6. The mixer tap according to claim 1, wherein the first means comprise, in said moving plate, a groove to receive a pin integral with the lever, the lever being movable in rotation around an axis, the displacement of the pin in the groove controlling the translation of the plate in a direction and the flow of mixture for orientations of the lever on the first side of the stop position, and stopping the flow at the stop position, and wherein the second means comprise an extension of the groove to conserve the same direction of translation of the moving plate by orientation of the lever on the second side of the stop position.

7. The mixer tap according to claim 3, wherein the first means comprise a gear assembly common to the intermediate part and the lever, orienting the intermediate part in rotation in one direction when the lever is oriented on the first side of the stop position, and wherein the second means are constituted by a flat spot common to the intermediate part and the lever, orienting the intermediate part in rotation in the one same said direction when the lever is oriented on the second side of the stop position, wherein the lever is movable around a first axis, the intermediate part is movable around a second axis, and the first axis is displaced by guiding means on a circular trajectory centered on the second axis for orientations of the lever on the second side of the stop position.

8. The mixer tap according to claim 3, wherein the first means comprise a groove in the intermediate part to receive a pin integral with the lever, wherein the lever is movable in rotation around a first axis and the intermediate part is movable around a second axis, the displacement of the pin in the groove inducing the rotation of the intermediate part in one direction, when the lever is oriented on the first side of the stop position, and wherein the second means comprise an extension of the groove in the intermediate part, the displacement of the pin inducing the rotation of the intermediate part in the one direction, when the lever is oriented on the second side of the stop position.

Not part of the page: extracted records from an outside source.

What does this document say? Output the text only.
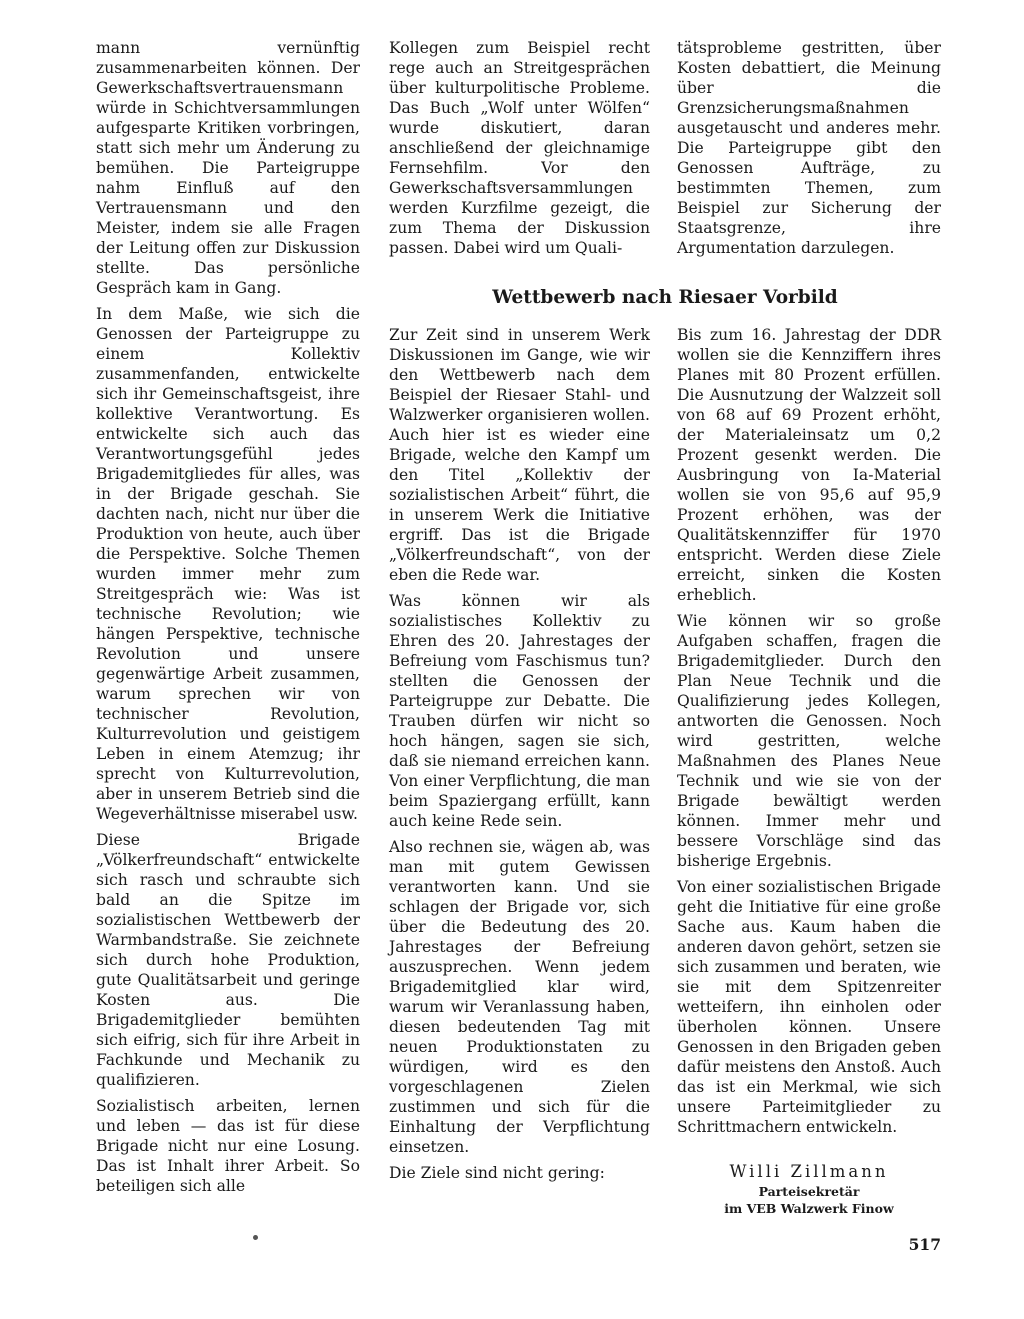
mann vernünftig zusammenarbeiten können. Der Gewerkschaftsvertrauensmann würde in Schichtversammlungen aufgesparte Kritiken vorbringen, statt sich mehr um Änderung zu bemühen. Die Parteigruppe nahm Einfluß auf den Vertrauensmann und den Meister, indem sie alle Fragen der Leitung offen zur Diskussion stellte. Das persönliche Gespräch kam in Gang.

In dem Maße, wie sich die Genossen der Parteigruppe zu einem Kollektiv zusammenfanden, entwickelte sich ihr Gemeinschaftsgeist, ihre kollektive Verantwortung. Es entwickelte sich auch das Verantwortungsgefühl jedes Brigademitgliedes für alles, was in der Brigade geschah. Sie dachten nach, nicht nur über die Produktion von heute, auch über die Perspektive. Solche Themen wurden immer mehr zum Streitgespräch wie: Was ist technische Revolution; wie hängen Perspektive, technische Revolution und unsere gegenwärtige Arbeit zusammen, warum sprechen wir von technischer Revolution, Kulturrevolution und geistigem Leben in einem Atemzug; ihr sprecht von Kulturrevolution, aber in unserem Betrieb sind die Wegeverhältnisse miserabel usw.

Diese Brigade „Völkerfreundschaft“ entwickelte sich rasch und schraubte sich bald an die Spitze im sozialistischen Wettbewerb der Warmbandstraße. Sie zeichnete sich durch hohe Produktion, gute Qualitätsarbeit und geringe Kosten aus. Die Brigademitglieder bemühten sich eifrig, sich für ihre Arbeit in Fachkunde und Mechanik zu qualifizieren.

Sozialistisch arbeiten, lernen und leben — das ist für diese Brigade nicht nur eine Losung. Das ist Inhalt ihrer Arbeit. So beteiligen sich alle

Kollegen zum Beispiel recht rege auch an Streitgesprächen über kulturpolitische Probleme. Das Buch „Wolf unter Wölfen“ wurde diskutiert, daran anschließend der gleichnamige Fernsehfilm. Vor den Gewerkschaftsversammlungen werden Kurzfilme gezeigt, die zum Thema der Diskussion passen. Dabei wird um Quali-

tätsprobleme gestritten, über Kosten debattiert, die Meinung über die Grenzsicherungsmaßnahmen ausgetauscht und anderes mehr. Die Parteigruppe gibt den Genossen Aufträge, zu bestimmten Themen, zum Beispiel zur Sicherung der Staatsgrenze, ihre Argumentation darzulegen.

Wettbewerb nach Riesaer Vorbild

Zur Zeit sind in unserem Werk Diskussionen im Gange, wie wir den Wettbewerb nach dem Beispiel der Riesaer Stahl- und Walzwerker organisieren wollen. Auch hier ist es wieder eine Brigade, welche den Kampf um den Titel „Kollektiv der sozialistischen Arbeit“ führt, die in unserem Werk die Initiative ergriff. Das ist die Brigade „Völkerfreundschaft“, von der eben die Rede war.

Was können wir als sozialistisches Kollektiv zu Ehren des 20. Jahrestages der Befreiung vom Faschismus tun? stellten die Genossen der Parteigruppe zur Debatte. Die Trauben dürfen wir nicht so hoch hängen, sagen sie sich, daß sie niemand erreichen kann. Von einer Verpflichtung, die man beim Spaziergang erfüllt, kann auch keine Rede sein.

Also rechnen sie, wägen ab, was man mit gutem Gewissen verantworten kann. Und sie schlagen der Brigade vor, sich über die Bedeutung des 20. Jahrestages der Befreiung auszusprechen. Wenn jedem Brigademitglied klar wird, warum wir Veranlassung haben, diesen bedeutenden Tag mit neuen Produktionstaten zu würdigen, wird es den vorgeschlagenen Zielen zustimmen und sich für die Einhaltung der Verpflichtung einsetzen.

Die Ziele sind nicht gering:

Bis zum 16. Jahrestag der DDR wollen sie die Kennziffern ihres Planes mit 80 Prozent erfüllen. Die Ausnutzung der Walzzeit soll von 68 auf 69 Prozent erhöht, der Materialeinsatz um 0,2 Prozent gesenkt werden. Die Ausbringung von Ia-Material wollen sie von 95,6 auf 95,9 Prozent erhöhen, was der Qualitätskennziffer für 1970 entspricht. Werden diese Ziele erreicht, sinken die Kosten erheblich.

Wie können wir so große Aufgaben schaffen, fragen die Brigademitglieder. Durch den Plan Neue Technik und die Qualifizierung jedes Kollegen, antworten die Genossen. Noch wird gestritten, welche Maßnahmen des Planes Neue Technik und wie sie von der Brigade bewältigt werden können. Immer mehr und bessere Vorschläge sind das bisherige Ergebnis.

Von einer sozialistischen Brigade geht die Initiative für eine große Sache aus. Kaum haben die anderen davon gehört, setzen sie sich zusammen und beraten, wie sie mit dem Spitzenreiter wetteifern, ihn einholen oder überholen können. Unsere Genossen in den Brigaden geben dafür meistens den Anstoß. Auch das ist ein Merkmal, wie sich unsere Parteimitglieder zu Schrittmachern entwickeln.

Willi Zillmann
Parteisekretär
im VEB Walzwerk Finow
517
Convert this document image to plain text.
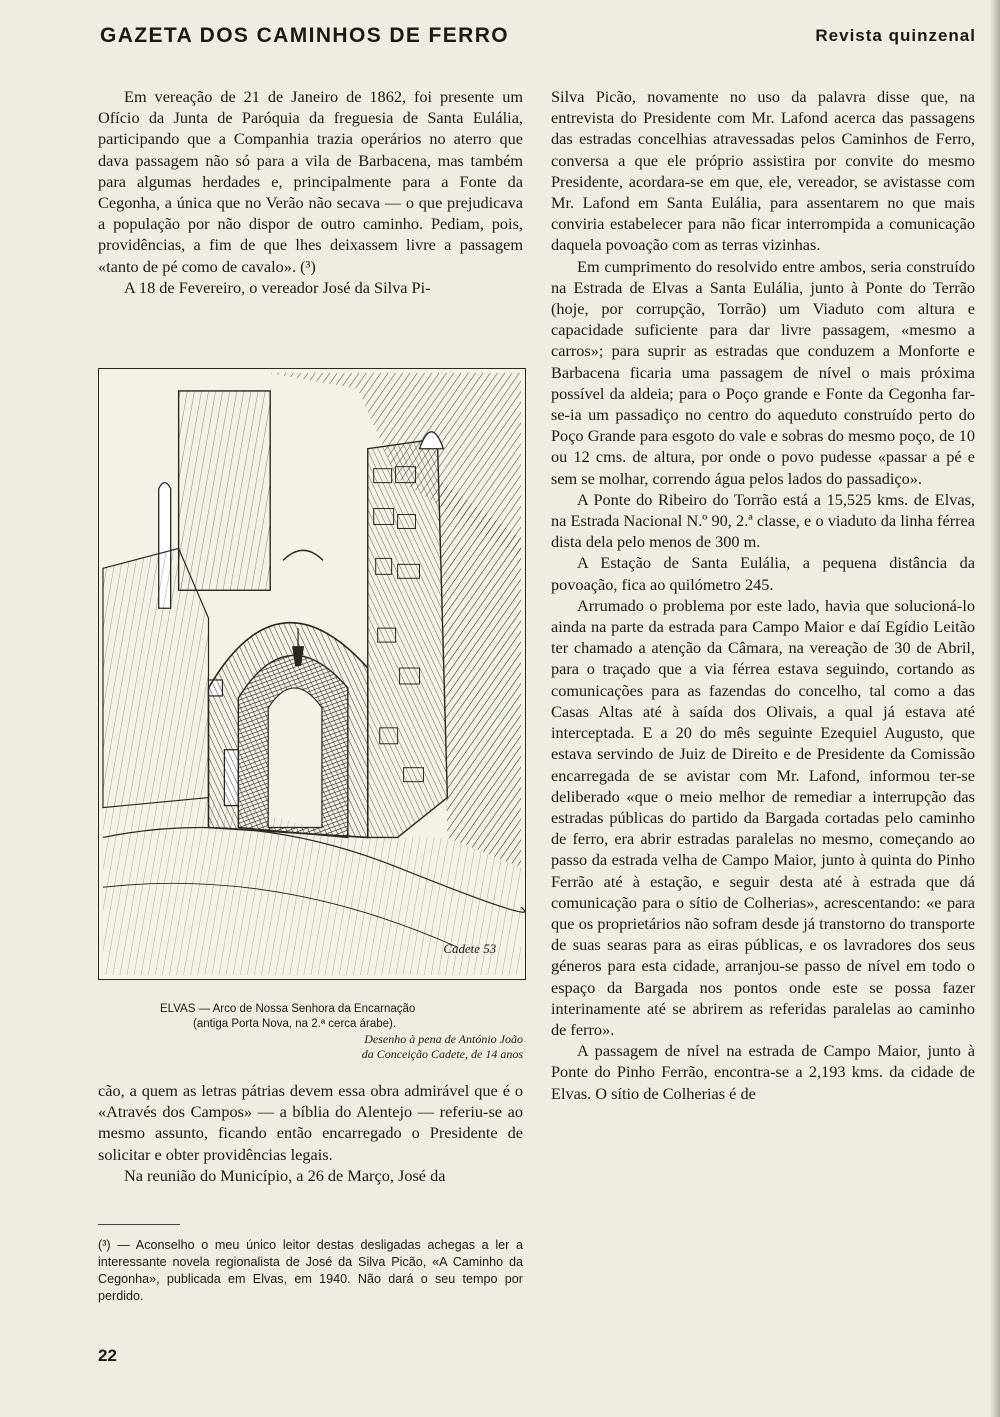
GAZETA DOS CAMINHOS DE FERRO	Revista quinzenal

Em vereação de 21 de Janeiro de 1862, foi presente um Ofício da Junta de Paróquia da freguesia de Santa Eulália, participando que a Companhia trazia operários no aterro que dava passagem não só para a vila de Barbacena, mas também para algumas herdades e, principalmente para a Fonte da Cegonha, a única que no Verão não secava — o que prejudicava a população por não dispor de outro caminho. Pediam, pois, providências, a fim de que lhes deixassem livre a passagem «tanto de pé como de cavalo». (³)

A 18 de Fevereiro, o vereador José da Silva Pi-

Cadete 53
ELVAS — Arco de Nossa Senhora da Encarnação
(antiga Porta Nova, na 2.ª cerca árabe).
Desenho à pena de António João
da Conceição Cadete, de 14 anos

cão, a quem as letras pátrias devem essa obra admirável que é o «Através dos Campos» — a bíblia do Alentejo — referiu-se ao mesmo assunto, ficando então encarregado o Presidente de solicitar e obter providências legais.

Na reunião do Município, a 26 de Março, José da

(³) — Aconselho o meu único leitor destas desligadas achegas a ler a interessante novela regionalista de José da Silva Picão, «A Caminho da Cegonha», publicada em Elvas, em 1940. Não dará o seu tempo por perdido.
22

Silva Picão, novamente no uso da palavra disse que, na entrevista do Presidente com Mr. Lafond acerca das passagens das estradas concelhias atravessadas pelos Caminhos de Ferro, conversa a que ele próprio assistira por convite do mesmo Presidente, acordara-se em que, ele, vereador, se avistasse com Mr. Lafond em Santa Eulália, para assentarem no que mais conviria estabelecer para não ficar interrompida a comunicação daquela povoação com as terras vizinhas.

Em cumprimento do resolvido entre ambos, seria construído na Estrada de Elvas a Santa Eulália, junto à Ponte do Terrão (hoje, por corrupção, Torrão) um Viaduto com altura e capacidade suficiente para dar livre passagem, «mesmo a carros»; para suprir as estradas que conduzem a Monforte e Barbacena ficaria uma passagem de nível o mais próxima possível da aldeia; para o Poço grande e Fonte da Cegonha far-se-ia um passadiço no centro do aqueduto construído perto do Poço Grande para esgoto do vale e sobras do mesmo poço, de 10 ou 12 cms. de altura, por onde o povo pudesse «passar a pé e sem se molhar, correndo água pelos lados do passadiço».

A Ponte do Ribeiro do Torrão está a 15,525 kms. de Elvas, na Estrada Nacional N.º 90, 2.ª classe, e o viaduto da linha férrea dista dela pelo menos de 300 m.

A Estação de Santa Eulália, a pequena distância da povoação, fica ao quilómetro 245.

Arrumado o problema por este lado, havia que solucioná-lo ainda na parte da estrada para Campo Maior e daí Egídio Leitão ter chamado a atenção da Câmara, na vereação de 30 de Abril, para o traçado que a via férrea estava seguindo, cortando as comunicações para as fazendas do concelho, tal como a das Casas Altas até à saída dos Olivais, a qual já estava até interceptada. E a 20 do mês seguinte Ezequiel Augusto, que estava servindo de Juiz de Direito e de Presidente da Comissão encarregada de se avistar com Mr. Lafond, informou ter-se deliberado «que o meio melhor de remediar a interrupção das estradas públicas do partido da Bargada cortadas pelo caminho de ferro, era abrir estradas paralelas no mesmo, começando ao passo da estrada velha de Campo Maior, junto à quinta do Pinho Ferrão até à estação, e seguir desta até à estrada que dá comunicação para o sítio de Colherias», acrescentando: «e para que os proprietários não sofram desde já transtorno do transporte de suas searas para as eiras públicas, e os lavradores dos seus géneros para esta cidade, arranjou-se passo de nível em todo o espaço da Bargada nos pontos onde este se possa fazer interinamente até se abrirem as referidas paralelas ao caminho de ferro».

A passagem de nível na estrada de Campo Maior, junto à Ponte do Pinho Ferrão, encontra-se a 2,193 kms. da cidade de Elvas. O sítio de Colherias é de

9. The mixer tap according to claim 3, wherein the first and the second means comprise:

a connecting rod linking the lever and the intermediate part,

wherein the connecting rod is movable along a primary axis of rotation around the lever and along a secondary axis around the intermediate part,

wherein the lever is movable in rotation around a first axis and the intermediate part is movable around a second axis, the first and second axes being parallel to each other,

wherein the stop position is defined by the orthogonality of the plane of the primary and secondary axes and the plane of the secondary and second axes, the rotation of the intermediate part taking place, by means of the connecting rod, in a same direction for an orientation of the lever on the first side and on the second side of the stop position.

10. The mixer tap according to claim 3, wherein:

the first means comprise: a first axis for the rotation of the intermediate part, a circular groove, formed in the lever and centered on said first axis, a pin integral with said cylinder, arranged in the groove, said pin bearing on a first end of the groove at the stop position of the lever and beyond, and the pin being displaced in the groove for positions of the lever on the first side of the stop position, to assure an orientation of the lever in rotation around the first axis on the first side of the stop position and around the pin on the second side, and a first blocking lug, formed in the lever, immobilising the intermediate part in relation to the lever for its positions on the first side of the stop position, when the lever is moved away from the stop position, to induce the rotation of the intermediate part in one direction,

second means comprise: a second lug, formed on the lever, arranged between the first axis and the pin, the rotation of the lever around the pin in an opposite direction for orientations of the lever on the the second side of the stop position, controlling the rotation of the intermediate part in the same direction, by said second lug bearing on this intermediate part, wherein the return means are arranged between the intermediate part and the lever.